Now, we want to create a separate table with just the percentages. The code below separates out the variables with percentages from the original count variables. After separating out the variables we want in our new table, we’ll need to flip the rows and columns again using the t() command. Go ahead an name the datasets. You’ll need one name for the dataset that selects just the variables in percent format, and you’ll need a second dataset name for the transposed version.

percenttable <- dplyr::select(estimates, percent_total, percent_male, percent_female, percent_same_house, percent_same_house_male, percent_same_house_female, percent_moved_within_same_county, percent_moved_within_same_county_male, percent_moved_within_same_county_female, percent_moved_from_different_county_within_same_state, percent_moved_from_different_county_within_same_state_male, percent_moved_from_different_county_within_same_state_female, percent_moved_from_different_state, percent_moved_from_different_state_male, percent_moved_from_different_state_female, percent_moved_from_abroad, percent_moved_from_abroad_male, percent_moved_from_abroad_female)

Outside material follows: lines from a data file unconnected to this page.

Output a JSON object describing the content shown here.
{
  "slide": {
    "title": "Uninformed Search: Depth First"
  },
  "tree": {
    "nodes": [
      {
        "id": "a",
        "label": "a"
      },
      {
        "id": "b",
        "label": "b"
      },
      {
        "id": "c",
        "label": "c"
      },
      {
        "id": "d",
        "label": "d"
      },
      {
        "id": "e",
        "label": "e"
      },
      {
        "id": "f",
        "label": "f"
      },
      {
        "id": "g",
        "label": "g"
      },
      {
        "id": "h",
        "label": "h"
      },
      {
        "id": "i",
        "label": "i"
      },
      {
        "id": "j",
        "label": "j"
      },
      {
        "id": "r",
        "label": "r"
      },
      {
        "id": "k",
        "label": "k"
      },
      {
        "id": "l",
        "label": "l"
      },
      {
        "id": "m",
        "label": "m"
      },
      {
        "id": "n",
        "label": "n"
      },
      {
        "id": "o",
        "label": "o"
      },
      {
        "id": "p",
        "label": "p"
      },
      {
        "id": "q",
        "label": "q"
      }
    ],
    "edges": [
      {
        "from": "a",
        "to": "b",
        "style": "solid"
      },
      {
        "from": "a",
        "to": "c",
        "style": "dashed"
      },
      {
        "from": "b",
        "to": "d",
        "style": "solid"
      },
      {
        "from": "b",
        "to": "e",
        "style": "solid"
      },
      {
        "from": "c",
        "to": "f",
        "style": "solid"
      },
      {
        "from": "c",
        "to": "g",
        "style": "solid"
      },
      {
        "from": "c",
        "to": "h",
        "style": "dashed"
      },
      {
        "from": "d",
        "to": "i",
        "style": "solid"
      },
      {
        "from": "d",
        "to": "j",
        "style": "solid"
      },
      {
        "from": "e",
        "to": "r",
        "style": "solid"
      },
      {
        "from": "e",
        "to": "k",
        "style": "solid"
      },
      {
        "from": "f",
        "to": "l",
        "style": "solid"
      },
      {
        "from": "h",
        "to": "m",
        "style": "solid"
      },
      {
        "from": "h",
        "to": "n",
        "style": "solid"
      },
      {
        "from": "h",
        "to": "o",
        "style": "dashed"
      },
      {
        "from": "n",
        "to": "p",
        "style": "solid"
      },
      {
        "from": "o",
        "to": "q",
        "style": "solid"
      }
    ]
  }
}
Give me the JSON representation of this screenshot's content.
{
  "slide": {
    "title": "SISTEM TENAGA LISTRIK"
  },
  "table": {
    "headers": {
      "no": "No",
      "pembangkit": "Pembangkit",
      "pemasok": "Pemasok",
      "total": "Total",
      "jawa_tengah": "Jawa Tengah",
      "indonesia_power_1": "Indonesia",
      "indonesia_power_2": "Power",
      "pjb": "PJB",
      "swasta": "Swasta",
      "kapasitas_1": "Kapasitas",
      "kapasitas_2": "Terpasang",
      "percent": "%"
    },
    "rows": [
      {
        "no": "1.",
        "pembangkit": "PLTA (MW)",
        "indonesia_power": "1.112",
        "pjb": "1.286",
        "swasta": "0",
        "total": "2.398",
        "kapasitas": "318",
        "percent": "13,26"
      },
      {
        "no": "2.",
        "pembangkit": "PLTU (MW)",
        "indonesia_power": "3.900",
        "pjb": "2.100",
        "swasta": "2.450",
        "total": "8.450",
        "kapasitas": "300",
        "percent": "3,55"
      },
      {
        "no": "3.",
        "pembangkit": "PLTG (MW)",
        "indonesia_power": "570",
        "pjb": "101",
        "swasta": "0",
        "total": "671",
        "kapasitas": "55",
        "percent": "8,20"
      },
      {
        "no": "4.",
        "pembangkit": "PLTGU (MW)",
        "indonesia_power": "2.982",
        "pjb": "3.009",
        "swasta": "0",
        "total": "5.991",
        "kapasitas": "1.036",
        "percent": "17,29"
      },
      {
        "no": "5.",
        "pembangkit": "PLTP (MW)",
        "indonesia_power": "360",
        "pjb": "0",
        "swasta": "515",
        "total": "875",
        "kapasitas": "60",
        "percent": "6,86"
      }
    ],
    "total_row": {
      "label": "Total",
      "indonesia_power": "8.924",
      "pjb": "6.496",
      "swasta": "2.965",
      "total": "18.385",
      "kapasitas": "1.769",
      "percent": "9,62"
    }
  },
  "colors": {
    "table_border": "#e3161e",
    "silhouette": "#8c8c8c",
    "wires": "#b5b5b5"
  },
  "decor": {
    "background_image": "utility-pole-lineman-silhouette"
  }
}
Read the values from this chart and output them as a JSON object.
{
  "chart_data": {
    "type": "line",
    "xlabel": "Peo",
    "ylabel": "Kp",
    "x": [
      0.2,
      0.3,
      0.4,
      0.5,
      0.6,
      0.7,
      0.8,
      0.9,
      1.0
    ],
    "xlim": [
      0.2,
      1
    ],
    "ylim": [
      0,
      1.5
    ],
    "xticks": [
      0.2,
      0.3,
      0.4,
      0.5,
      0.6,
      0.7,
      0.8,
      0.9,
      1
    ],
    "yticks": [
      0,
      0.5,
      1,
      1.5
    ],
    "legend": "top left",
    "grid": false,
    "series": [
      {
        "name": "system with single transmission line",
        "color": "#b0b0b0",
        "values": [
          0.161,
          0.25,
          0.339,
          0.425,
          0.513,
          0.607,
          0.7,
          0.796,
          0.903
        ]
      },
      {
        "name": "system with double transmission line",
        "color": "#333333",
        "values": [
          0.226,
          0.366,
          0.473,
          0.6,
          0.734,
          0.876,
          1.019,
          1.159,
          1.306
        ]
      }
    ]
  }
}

tpercenttable <- t(percenttable)

tpercenttable

	Bronx County, New York	New York County, New York	Queens County, New York	Kings County, New York	Richmond County, New York
percent_total	100	100	100	100	100
percent_male	47	47	48	47	48
percent_female	53	53	52	53	52
percent_same_house	89	84	90	91	94
percent_same_house_male	46	47	48	47	48
percent_same_house_female	54	53	52	53	52
percent_moved_within_same_county	7	8	6	6	3
percent_moved_within_same_county_male	49	49	49	48	49
percent_moved_within_same_county_female	51	51	51	52	51
percent_moved_from_different_county_within_same_state	3	3	2	2	1
percent_moved_from_different_county_within_same_state_male	57	48	52	49	52
percent_moved_from_different_county_within_same_state_female	43	52	48	51	48
percent_moved_from_different_state	1	4	1	1	1
percent_moved_from_different_state_male	51	44	50	50	53
percent_moved_from_different_state_female	49	56	50	50	47
percent_moved_from_abroad	1	2	1	1	0
percent_moved_from_abroad_male	48	47	48	49	56
percent_moved_from_abroad_female	52	53	52	51	44

Go ahead and knit this template to PDF. The main results you’ll see are two tables, the first with counts, and the second with percentages. We will interpret these tables in the lab in Blackboard.